Position of creditors
Due to the increasing popularity of the turbo liquidation, creditors are increasingly disadvantaged. There is no legal obligation to publish the dissolution of a turbo liquidation. As a result, creditors are often not familiar with the dissolution of the company. After such dissolution, a creditor may only request the reopening of the liquidation. The creditor will have to demonstrate a sufficient interest in reopening the liquidation procedure and that there is an uncleared benefit or that a liquidation balance has been paid to an entitled party that can be recovered.
It is assumed that fraudsters are increasingly transitioning from classical fraudulous bankruptcy to the misuse of the turbo liquidation possibility.

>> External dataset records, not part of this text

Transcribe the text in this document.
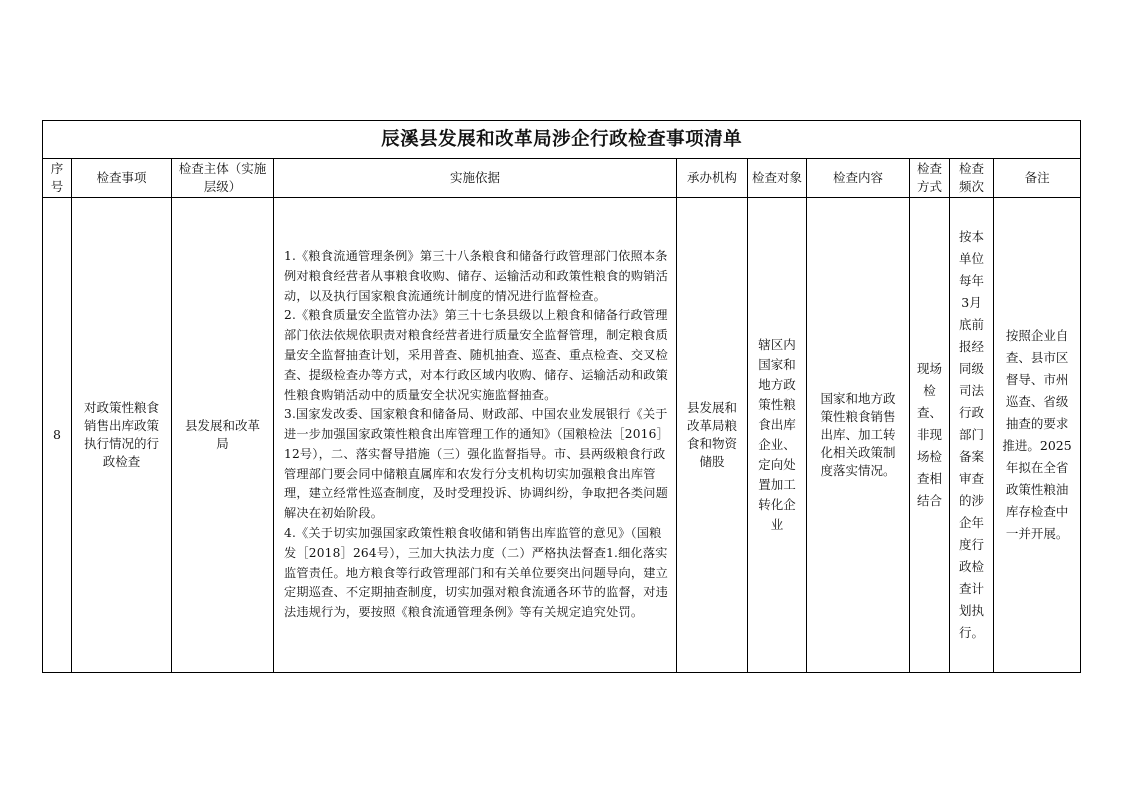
辰溪县发展和改革局涉企行政检查事项清单									
序号	检查事项	检查主体（实施层级）	实施依据	承办机构	检查对象	检查内容	检查方式	检查频次	备注
8	对政策性粮食销售出库政策执行情况的行政检查	县发展和改革局	1.《粮食流通管理条例》第三十八条粮食和储备行政管理部门依照本条例对粮食经营者从事粮食收购、储存、运输活动和政策性粮食的购销活动，以及执行国家粮食流通统计制度的情况进行监督检查。

2.《粮食质量安全监管办法》第三十七条县级以上粮食和储备行政管理部门依法依规依职责对粮食经营者进行质量安全监督管理，制定粮食质量安全监督抽查计划，采用普查、随机抽查、巡查、重点检查、交叉检查、提级检查办等方式，对本行政区域内收购、储存、运输活动和政策性粮食购销活动中的质量安全状况实施监督抽查。

3.国家发改委、国家粮食和储备局、财政部、中国农业发展银行《关于进一步加强国家政策性粮食出库管理工作的通知》（国粮检法［2016］12号），二、落实督导措施（三）强化监督指导。市、县两级粮食行政管理部门要会同中储粮直属库和农发行分支机构切实加强粮食出库管理，建立经常性巡查制度，及时受理投诉、协调纠纷，争取把各类问题解决在初始阶段。

4.《关于切实加强国家政策性粮食收储和销售出库监管的意见》（国粮发［2018］264号），三加大执法力度（二）严格执法督查1.细化落实监管责任。地方粮食等行政管理部门和有关单位要突出问题导向，建立定期巡查、不定期抽查制度，切实加强对粮食流通各环节的监督，对违法违规行为，要按照《粮食流通管理条例》等有关规定追究处罚。	县发展和改革局粮食和物资储股	辖区内国家和地方政策性粮食出库企业、定向处置加工转化企业	国家和地方政策性粮食销售出库、加工转化相关政策制度落实情况。	现场检查、非现场检查相结合	按本单位每年3月底前报经同级司法行政部门备案审查的涉企年度行政检查计划执行。	按照企业自查、县市区督导、市州巡查、省级抽查的要求推进。2025年拟在全省政策性粮油库存检查中一并开展。
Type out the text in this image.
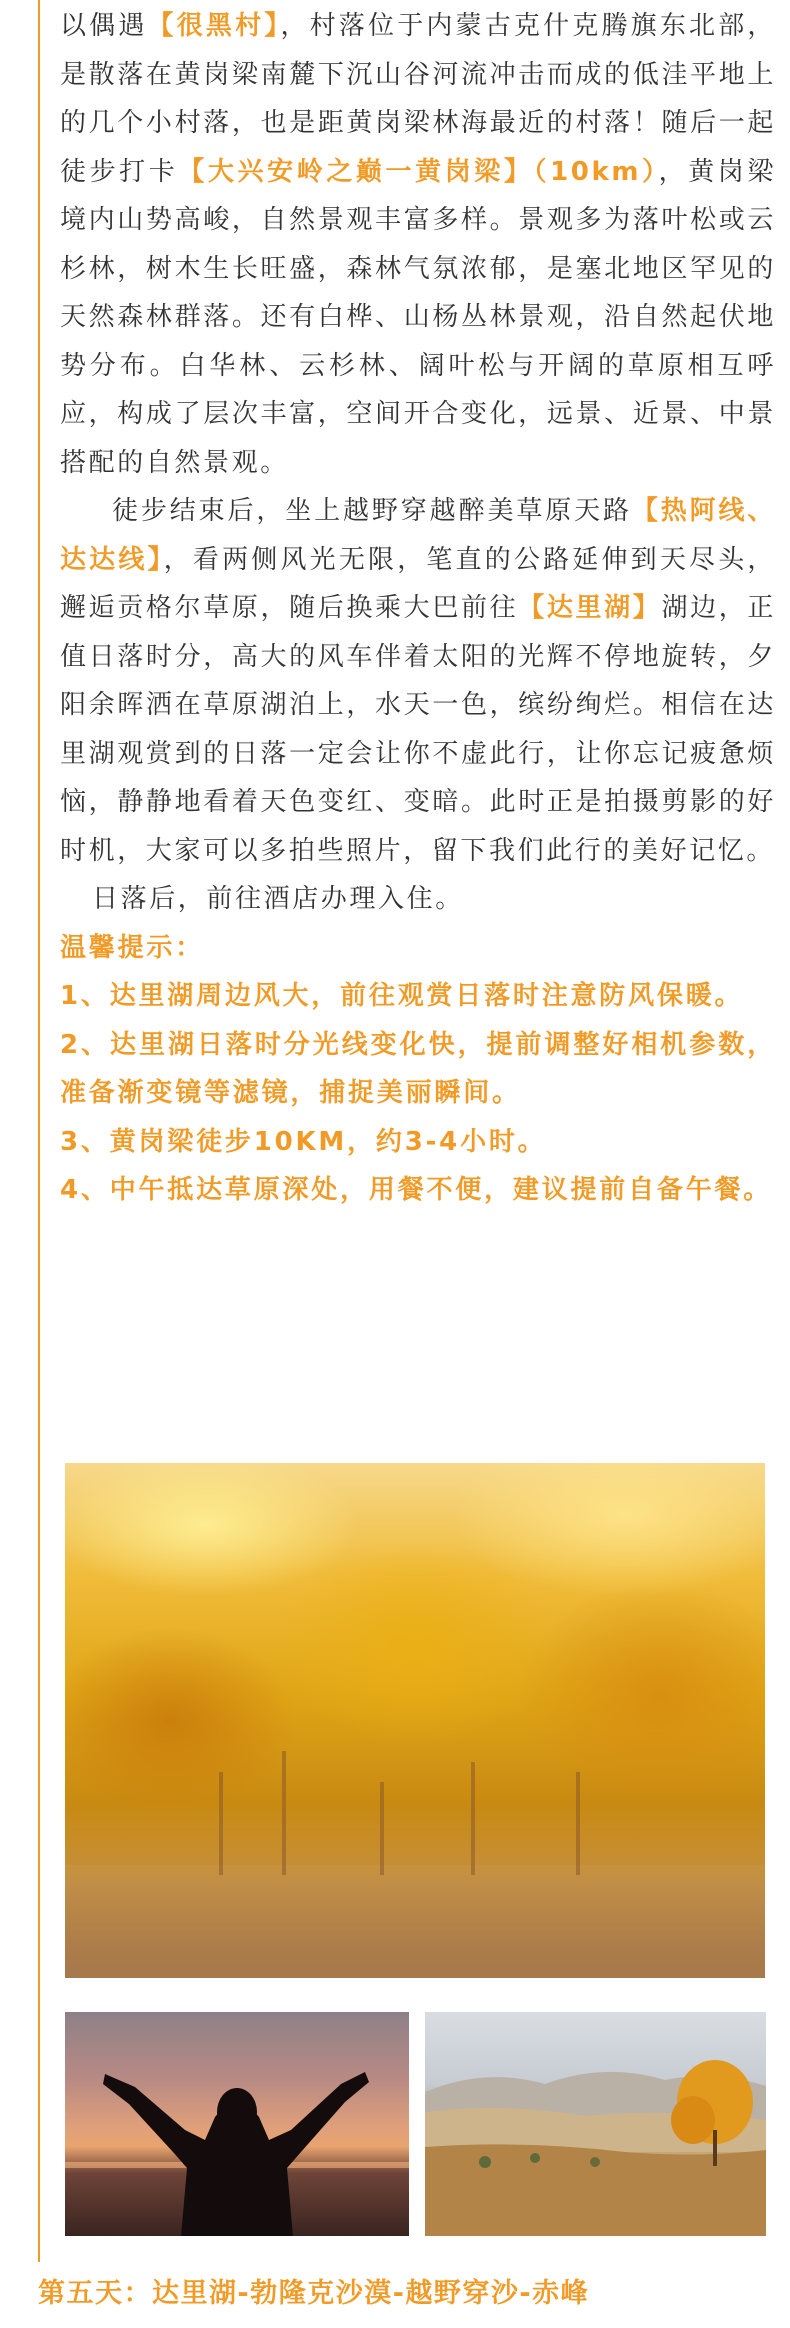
以偶遇【很黑村】，村落位于内蒙古克什克腾旗东北部，是散落在黄岗梁南麓下沉山谷河流冲击而成的低洼平地上的几个小村落，也是距黄岗梁林海最近的村落！随后一起徒步打卡【大兴安岭之巅一黄岗梁】（10km），黄岗梁境内山势高峻，自然景观丰富多样。景观多为落叶松或云杉林，树木生长旺盛，森林气氛浓郁，是塞北地区罕见的天然森林群落。还有白桦、山杨丛林景观，沿自然起伏地势分布。白华林、云杉林、阔叶松与开阔的草原相互呼应，构成了层次丰富，空间开合变化，远景、近景、中景搭配的自然景观。

徒步结束后，坐上越野穿越醉美草原天路【热阿线、达达线】，看两侧风光无限，笔直的公路延伸到天尽头，邂逅贡格尔草原，随后换乘大巴前往【达里湖】湖边，正值日落时分，高大的风车伴着太阳的光辉不停地旋转，夕阳余晖洒在草原湖泊上，水天一色，缤纷绚烂。相信在达里湖观赏到的日落一定会让你不虚此行，让你忘记疲惫烦恼，静静地看着天色变红、变暗。此时正是拍摄剪影的好时机，大家可以多拍些照片，留下我们此行的美好记忆。

日落后，前往酒店办理入住。

温馨提示：

1、达里湖周边风大，前往观赏日落时注意防风保暖。

2、达里湖日落时分光线变化快，提前调整好相机参数，准备渐变镜等滤镜，捕捉美丽瞬间。

3、黄岗梁徒步10KM，约3-4小时。

4、中午抵达草原深处，用餐不便，建议提前自备午餐。

第五天：达里湖-勃隆克沙漠-越野穿沙-赤峰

Minister Dekker is working on a legislative amendment which should provide greater certainty to creditors and more transparency. Currently, creditors often find out over time that they are unlikely to get their money back. Therefore, the minister is taking the following preventive measures:
- the board of managing directors should draw up a closing balance. This will have to be provided with a statement of directors indicating why the benefits are lacking. The closing balance with the administrative declaration must be deposited with the trade register;
- the annual accounts of all preceding financial years should be disclosed before deregistration of the legal entity from the trade register. These annual accounts should provide an insight into the financial situation of the legal entity;
- the board of managing directors must ensure a general publication of the turbo liquidation. This disclosure should also indicate that the closing balance and the annual accounts are available at the trade register.
These measures should increase the transparency towards creditors. It is ultimately up to the creditors themselves to assess whether, following this information, they are going to court. It is not, however, the intention, by means of legislative amendment, to make the turbo liquidation impossible for companies with only debts. A preliminary draft of the legislative amendment is likely to be offered for consultation during 2020.